When I am trying to benchmark I get strange results

julia> @btime f($x1)
  4.707 ms (0 allocations: 0 bytes)

julia> @btime f($x2)
  4.652 ms (0 allocations: 0 bytes)

julia> @btime g($x1, $x2)
  9.096 ms (20 allocations: 1.56 KiB)

so it looks like instead of being run in parallel tasks are run sequentially. I suppose something simple is missed, but I can’t figure out what exactly.

It’s not an overhead problem, because I get similar results with different sizes of vectors

x1 = rand(1_000_000);
x2 = rand(1_000_000);

@btime g($x1, $x2)
#  673.669 μs (20 allocations: 1.56 KiB)
@btime f($x1)
#  281.192 μs (0 allocations: 0 bytes)
1 Like

For me your usage looks fine. Maybe you are hitting memory bandwidth limit? What if your f would use more cpu and less memory?

function f(n)
    res = 0.0
    for i in 1:n
        res += rand()
    return res

function g(n1, n2)
    t1 = Threads.@spawn f(n1)
    t2 = Threads.@spawn f(n2)
    fetch(t1) + fetch(t2)
julia> @btime f($10^8)
  563.086 ms (0 allocations: 0 bytes)

julia> @btime g($10^8, $10^8)
  770.733 ms (16 allocations: 1.41 KiB)

What does Threads.nthreads() say? nvm

You are absolutely right. Out of curiosity I implemented the same code in C++ with similar results. Almost no performance gain in simple sum, but substantial difference with more cpu intensive calculations. Guess that’s wonderful world of multi-threading for you. So I suppose rule of thumb is “if you have many lightweight calculations than you should try to combine them in one big kernel”?

Oh, now I suddenly understood what broadcast fusing was about…


Yes. Personally I really like functional approach (like transducers or fmap). Instead of processing arrays and store intermediate result, construct processing flow by lazy iteration and apply composed functions once.

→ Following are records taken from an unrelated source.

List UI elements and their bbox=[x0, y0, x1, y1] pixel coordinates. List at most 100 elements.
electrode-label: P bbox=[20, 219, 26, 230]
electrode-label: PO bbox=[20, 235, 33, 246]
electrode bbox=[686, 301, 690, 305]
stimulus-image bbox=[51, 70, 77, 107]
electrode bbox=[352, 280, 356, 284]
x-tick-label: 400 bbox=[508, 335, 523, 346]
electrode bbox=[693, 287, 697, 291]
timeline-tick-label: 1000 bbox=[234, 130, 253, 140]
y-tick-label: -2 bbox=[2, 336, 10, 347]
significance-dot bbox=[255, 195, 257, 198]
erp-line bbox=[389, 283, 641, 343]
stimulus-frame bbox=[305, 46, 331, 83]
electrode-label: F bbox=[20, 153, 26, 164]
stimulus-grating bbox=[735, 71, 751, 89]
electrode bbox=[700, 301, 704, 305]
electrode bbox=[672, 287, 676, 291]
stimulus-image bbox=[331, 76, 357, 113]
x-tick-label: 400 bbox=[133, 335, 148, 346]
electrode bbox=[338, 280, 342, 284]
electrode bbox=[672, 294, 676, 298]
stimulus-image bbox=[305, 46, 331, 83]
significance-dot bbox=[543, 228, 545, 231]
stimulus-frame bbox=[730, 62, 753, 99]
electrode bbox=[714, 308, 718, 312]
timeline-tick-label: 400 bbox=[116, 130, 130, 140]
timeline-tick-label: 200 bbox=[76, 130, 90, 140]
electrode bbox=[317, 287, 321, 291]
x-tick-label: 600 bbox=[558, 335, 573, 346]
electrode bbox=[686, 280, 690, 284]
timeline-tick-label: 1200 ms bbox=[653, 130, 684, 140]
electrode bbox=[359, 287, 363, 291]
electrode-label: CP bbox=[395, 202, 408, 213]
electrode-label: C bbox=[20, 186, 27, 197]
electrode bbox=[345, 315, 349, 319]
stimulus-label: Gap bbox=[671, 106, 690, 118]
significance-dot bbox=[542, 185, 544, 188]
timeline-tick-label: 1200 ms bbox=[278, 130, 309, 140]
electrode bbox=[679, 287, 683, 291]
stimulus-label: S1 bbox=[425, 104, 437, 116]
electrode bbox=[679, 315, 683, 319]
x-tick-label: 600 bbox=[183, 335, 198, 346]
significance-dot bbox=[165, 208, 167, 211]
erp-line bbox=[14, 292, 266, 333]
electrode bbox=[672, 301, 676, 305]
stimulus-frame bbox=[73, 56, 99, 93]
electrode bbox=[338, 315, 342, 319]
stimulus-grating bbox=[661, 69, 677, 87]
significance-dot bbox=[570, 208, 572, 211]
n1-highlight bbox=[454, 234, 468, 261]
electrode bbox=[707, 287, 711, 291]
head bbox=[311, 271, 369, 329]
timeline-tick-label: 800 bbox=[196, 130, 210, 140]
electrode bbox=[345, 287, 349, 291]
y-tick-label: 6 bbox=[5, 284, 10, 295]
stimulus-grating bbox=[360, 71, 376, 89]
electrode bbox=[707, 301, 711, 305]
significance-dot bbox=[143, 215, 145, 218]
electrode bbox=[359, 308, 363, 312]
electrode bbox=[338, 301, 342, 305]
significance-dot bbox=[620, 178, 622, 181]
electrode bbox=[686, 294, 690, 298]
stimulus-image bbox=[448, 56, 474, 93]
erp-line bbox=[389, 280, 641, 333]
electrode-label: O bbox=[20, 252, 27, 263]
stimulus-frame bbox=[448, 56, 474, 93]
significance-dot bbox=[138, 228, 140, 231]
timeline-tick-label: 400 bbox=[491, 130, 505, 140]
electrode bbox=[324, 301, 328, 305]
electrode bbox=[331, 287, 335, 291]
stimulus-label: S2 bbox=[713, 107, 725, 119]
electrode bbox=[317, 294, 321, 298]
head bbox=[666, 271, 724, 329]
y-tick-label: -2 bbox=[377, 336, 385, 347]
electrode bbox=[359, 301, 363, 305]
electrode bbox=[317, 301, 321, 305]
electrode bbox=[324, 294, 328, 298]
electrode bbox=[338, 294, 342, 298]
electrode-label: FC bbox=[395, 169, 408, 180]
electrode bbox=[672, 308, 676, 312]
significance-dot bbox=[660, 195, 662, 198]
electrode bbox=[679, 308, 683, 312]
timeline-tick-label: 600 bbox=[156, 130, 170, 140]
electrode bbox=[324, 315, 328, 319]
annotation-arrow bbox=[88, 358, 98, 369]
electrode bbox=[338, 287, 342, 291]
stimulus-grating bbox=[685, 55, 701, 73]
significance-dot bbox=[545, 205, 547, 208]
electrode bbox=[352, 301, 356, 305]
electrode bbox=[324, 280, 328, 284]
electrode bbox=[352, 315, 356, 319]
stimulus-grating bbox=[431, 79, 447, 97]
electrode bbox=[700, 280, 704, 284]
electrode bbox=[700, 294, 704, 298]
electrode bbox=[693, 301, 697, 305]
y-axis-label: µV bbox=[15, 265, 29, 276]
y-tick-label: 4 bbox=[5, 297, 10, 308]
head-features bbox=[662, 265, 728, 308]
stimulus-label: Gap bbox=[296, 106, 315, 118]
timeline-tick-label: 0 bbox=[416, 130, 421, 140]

could you elaborate? I am not into it, but i guess it something similar to transducers

There is a great article, which definitely worth reading:

Well, one of the idea is actually the same, if you have many vectorized computations than it’s more practical to combine them into a single loop. Of course in case of broadcast allocations of temporary arrays was more important, but memory locality took it part as well.

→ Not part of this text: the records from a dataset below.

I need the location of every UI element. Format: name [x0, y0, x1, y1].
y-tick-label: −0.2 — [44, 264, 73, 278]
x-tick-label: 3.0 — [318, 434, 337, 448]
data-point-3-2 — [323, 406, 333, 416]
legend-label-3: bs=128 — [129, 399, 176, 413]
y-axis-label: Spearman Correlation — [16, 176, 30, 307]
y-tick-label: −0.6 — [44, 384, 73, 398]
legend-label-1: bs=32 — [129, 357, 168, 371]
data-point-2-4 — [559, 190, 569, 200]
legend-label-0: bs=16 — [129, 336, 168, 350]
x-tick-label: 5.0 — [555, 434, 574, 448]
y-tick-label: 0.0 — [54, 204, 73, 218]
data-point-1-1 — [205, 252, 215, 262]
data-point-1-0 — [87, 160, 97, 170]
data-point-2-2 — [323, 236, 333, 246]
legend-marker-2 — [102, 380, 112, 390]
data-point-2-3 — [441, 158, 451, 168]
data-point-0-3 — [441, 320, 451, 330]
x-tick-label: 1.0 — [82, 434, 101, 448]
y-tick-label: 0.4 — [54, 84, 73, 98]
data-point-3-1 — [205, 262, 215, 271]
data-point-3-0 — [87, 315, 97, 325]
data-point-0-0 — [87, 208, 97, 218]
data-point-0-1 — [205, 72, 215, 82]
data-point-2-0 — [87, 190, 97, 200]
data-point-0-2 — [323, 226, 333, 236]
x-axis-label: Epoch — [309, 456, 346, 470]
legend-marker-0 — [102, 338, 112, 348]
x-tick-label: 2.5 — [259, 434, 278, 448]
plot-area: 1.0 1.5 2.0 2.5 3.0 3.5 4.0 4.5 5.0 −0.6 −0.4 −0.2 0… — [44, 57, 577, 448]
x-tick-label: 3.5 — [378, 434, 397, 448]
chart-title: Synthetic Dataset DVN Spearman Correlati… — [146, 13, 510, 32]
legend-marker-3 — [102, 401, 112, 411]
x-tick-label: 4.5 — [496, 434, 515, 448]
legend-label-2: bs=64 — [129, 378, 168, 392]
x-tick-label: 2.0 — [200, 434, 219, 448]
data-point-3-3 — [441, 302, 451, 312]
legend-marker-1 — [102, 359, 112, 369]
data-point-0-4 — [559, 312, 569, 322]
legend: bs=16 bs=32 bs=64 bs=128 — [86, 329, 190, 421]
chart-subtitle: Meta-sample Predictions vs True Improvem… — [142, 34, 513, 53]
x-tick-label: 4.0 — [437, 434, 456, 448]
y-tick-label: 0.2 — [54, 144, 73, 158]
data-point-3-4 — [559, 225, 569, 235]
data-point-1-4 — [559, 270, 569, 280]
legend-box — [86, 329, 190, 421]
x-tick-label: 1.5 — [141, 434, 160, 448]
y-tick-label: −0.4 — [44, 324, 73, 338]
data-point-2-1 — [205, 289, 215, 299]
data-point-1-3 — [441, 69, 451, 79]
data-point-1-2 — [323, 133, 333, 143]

Thanks, the article is great, I like the comparison to map.
I have 2 thoughts related to this topic:

  1. Languages like C# spend some extra cycles during iteration, so things like this execute faster in parallel. Julia does it so fast, that there is no room for that, RAM is just too slow to occupy CPU.
  2. Memory is a bottleneck for modern CPUs (32+ cores). I am trying to develop sound synthesizer that needs to sum massive number of sinusoids. I discovered it is faster to generate samples from differential equation in cpu, rather than read and interpolate them from pre-calculated tables.